I’m a purist when I comes to historical romances. I like my regencies very traditional. I’m a fool for Almack’s, a pushover for a rout or a foxhunt, and an absolute ninny for a seduction in the ducal library. I don’t generally like gypsies who turn out to the the heirs to Marquessates or beautiful heroines who pass as male pirate captains. In other words, I like the things I can see possibly happening. Don’t ask me to suspend my disbelief too long.
Which is why I loved Susan Gee Heino’s last novel, Mistress by Mistake. What a great story: an innocent heiress, a nobleman who is less rakish in reality than in reputation, and one bottle of Madeira too many in the moonlight. The story of Lord Dashford and his Evaline was straightforward regency romance, well-written and compelling. So I approached her latest, Damsel in Disguise, expecting a similar experience.
Oh, dear. The cover blurb made it clear that I would be reading not only about a peer who has proposed to an actress, but said actress would be gadding about the countryside in male garb, no doubt fooling everyone except said peer. This looked to be a struggle for me.
I have to say, however, that I was pleasantly surprised. Julia, our actress in breeches and cravat, was believable and well-developed (I’m talking about character development! Get your minds out of the gutter!) The hero, Lord Rastmoor, was all you want a hero to be – tall, dark, handsome, of course. But also a complicated character with just enough redeemable flaws. In fact, I could buy into this particular nobleman falling for a lowly actress; he was just the kind that would.
Briefly, Julia St. Clement and Lord Anthony Rastmoor were engaged three years ago, until his dastardly cousin Fitzgelder intervened. Now Julia, disguised as a male, is trying to warn Rastmoor about more treachery by the cousin. Rastmoor, who thinks Julia left him to marry said Fitzgelder, is not sure if he can trust her, even though he still wants her in his bed. The story of their engagement and the reason it fell through is quite convoluted, but Ms.
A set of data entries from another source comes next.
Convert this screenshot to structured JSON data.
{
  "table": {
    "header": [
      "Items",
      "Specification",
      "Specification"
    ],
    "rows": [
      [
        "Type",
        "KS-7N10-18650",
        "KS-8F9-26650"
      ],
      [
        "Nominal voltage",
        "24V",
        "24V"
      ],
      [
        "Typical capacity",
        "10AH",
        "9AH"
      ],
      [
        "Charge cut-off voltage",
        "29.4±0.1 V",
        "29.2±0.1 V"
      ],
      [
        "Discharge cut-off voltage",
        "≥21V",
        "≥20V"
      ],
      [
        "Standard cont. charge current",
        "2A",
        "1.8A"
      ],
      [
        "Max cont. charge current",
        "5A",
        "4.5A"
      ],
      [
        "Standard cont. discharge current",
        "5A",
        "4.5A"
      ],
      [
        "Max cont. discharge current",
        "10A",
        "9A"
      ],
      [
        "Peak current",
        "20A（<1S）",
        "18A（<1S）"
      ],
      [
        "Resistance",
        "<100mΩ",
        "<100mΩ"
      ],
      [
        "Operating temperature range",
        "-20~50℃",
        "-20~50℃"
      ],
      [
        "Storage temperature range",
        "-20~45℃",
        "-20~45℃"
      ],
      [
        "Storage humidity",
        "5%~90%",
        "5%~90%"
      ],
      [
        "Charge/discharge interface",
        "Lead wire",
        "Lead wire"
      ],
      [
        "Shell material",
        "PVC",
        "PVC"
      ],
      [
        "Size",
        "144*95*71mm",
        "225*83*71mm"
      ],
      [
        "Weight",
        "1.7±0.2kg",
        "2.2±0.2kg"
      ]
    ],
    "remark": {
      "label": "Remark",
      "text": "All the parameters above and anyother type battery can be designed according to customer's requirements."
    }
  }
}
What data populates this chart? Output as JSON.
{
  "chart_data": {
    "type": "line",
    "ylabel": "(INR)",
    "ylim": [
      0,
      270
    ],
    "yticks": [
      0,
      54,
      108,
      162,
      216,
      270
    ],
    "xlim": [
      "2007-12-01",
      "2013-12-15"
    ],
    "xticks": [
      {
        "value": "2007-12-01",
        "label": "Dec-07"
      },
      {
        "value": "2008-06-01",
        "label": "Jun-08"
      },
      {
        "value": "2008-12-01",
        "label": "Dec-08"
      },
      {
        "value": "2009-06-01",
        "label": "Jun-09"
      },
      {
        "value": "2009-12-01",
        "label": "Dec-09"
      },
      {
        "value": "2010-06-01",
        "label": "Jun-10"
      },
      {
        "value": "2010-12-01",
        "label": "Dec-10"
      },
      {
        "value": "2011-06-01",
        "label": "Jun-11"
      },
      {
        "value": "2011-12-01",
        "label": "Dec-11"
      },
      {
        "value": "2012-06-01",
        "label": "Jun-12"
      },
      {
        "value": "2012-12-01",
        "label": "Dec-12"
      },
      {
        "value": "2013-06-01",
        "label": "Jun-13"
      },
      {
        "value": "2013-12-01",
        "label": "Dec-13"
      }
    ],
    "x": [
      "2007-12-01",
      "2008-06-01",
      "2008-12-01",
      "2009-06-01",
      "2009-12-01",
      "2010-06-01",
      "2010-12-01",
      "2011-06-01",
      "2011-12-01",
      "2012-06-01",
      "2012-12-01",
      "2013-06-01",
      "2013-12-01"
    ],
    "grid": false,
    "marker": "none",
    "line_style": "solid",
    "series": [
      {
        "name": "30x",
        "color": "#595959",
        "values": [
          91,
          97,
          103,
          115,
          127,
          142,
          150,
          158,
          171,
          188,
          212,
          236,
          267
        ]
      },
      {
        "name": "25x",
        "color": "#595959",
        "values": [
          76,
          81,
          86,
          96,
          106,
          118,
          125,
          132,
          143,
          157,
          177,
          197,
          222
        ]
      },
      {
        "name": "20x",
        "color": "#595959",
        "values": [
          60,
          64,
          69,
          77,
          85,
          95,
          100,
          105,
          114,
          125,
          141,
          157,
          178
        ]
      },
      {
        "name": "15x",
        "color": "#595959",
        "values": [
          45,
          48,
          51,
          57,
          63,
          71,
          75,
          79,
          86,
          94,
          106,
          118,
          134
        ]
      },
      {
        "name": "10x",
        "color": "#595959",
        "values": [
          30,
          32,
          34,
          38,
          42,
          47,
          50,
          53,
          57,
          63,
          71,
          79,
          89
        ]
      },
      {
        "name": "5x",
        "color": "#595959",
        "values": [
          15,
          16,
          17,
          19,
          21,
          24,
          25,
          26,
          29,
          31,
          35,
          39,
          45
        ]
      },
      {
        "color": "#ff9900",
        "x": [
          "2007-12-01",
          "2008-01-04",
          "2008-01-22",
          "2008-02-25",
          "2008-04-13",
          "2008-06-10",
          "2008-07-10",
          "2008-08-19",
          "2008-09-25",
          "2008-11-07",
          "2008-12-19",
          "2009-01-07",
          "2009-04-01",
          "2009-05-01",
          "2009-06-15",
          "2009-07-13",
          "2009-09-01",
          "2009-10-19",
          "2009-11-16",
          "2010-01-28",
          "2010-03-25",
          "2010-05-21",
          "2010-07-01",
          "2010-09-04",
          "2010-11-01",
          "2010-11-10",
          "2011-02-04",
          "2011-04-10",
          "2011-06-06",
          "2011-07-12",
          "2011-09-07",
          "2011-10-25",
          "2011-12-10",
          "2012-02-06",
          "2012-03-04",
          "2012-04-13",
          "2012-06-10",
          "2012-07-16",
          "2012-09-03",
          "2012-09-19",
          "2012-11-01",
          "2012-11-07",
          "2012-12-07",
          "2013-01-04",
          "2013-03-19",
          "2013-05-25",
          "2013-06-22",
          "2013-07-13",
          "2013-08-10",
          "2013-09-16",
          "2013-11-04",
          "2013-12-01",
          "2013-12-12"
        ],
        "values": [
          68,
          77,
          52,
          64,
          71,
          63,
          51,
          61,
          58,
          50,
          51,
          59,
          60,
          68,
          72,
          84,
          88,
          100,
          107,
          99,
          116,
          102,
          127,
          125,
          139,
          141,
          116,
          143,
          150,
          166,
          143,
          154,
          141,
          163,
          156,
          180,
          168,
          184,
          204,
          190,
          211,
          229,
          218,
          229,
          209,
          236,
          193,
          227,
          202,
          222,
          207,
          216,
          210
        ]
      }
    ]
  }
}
Heino manages to weave the past into the present deftly, without one of the dreaded backstory “info dumps.”
Julia and Rastmoor form an uneasy alliance as they search for a missing locket, friends who may have betrayed them, and, of course, a Happy Ending.
I particularly enjoyed the author’s skill at showing us both leads reaction to events, as in the scene after the first love scene, where each is convinced it meant less emotionally to the other. He thinks she’s using him, she thinks he’s using her, and they are both just smitten with each other. I loved it!
There still are the scenes that stretch believability, such as the visit to Lord and Lady Dashford, where Julia is disguised as not just a male, but a mute Italian opera singer. But by the time Ms. Heino hit me with that complication, I was enjoying the story enough to just roll with it.
There were a few little language and legal issues I picked up on. I couldn’t find the etymology for the phrase “get her out of his hair,” but it doesn’t feel regency to me, and it pulled me out of the story when I hit it. And although there were several mentions that Fitzgelder was illegitimate and thus unable to inherit, his wife was referred to as “Lady Fitzgelder.” I had to run to one of my “understand the nobility” charts to see how that could happen. A few things like that.
But overall, for anyone wanting a nice, light tale that pulls you out of the everyday “Misses at Almack’s” regency fare, I recommend Damsel in Disguise. I’ve definitely got Ms. Heino on my “auto-buy” list from now on.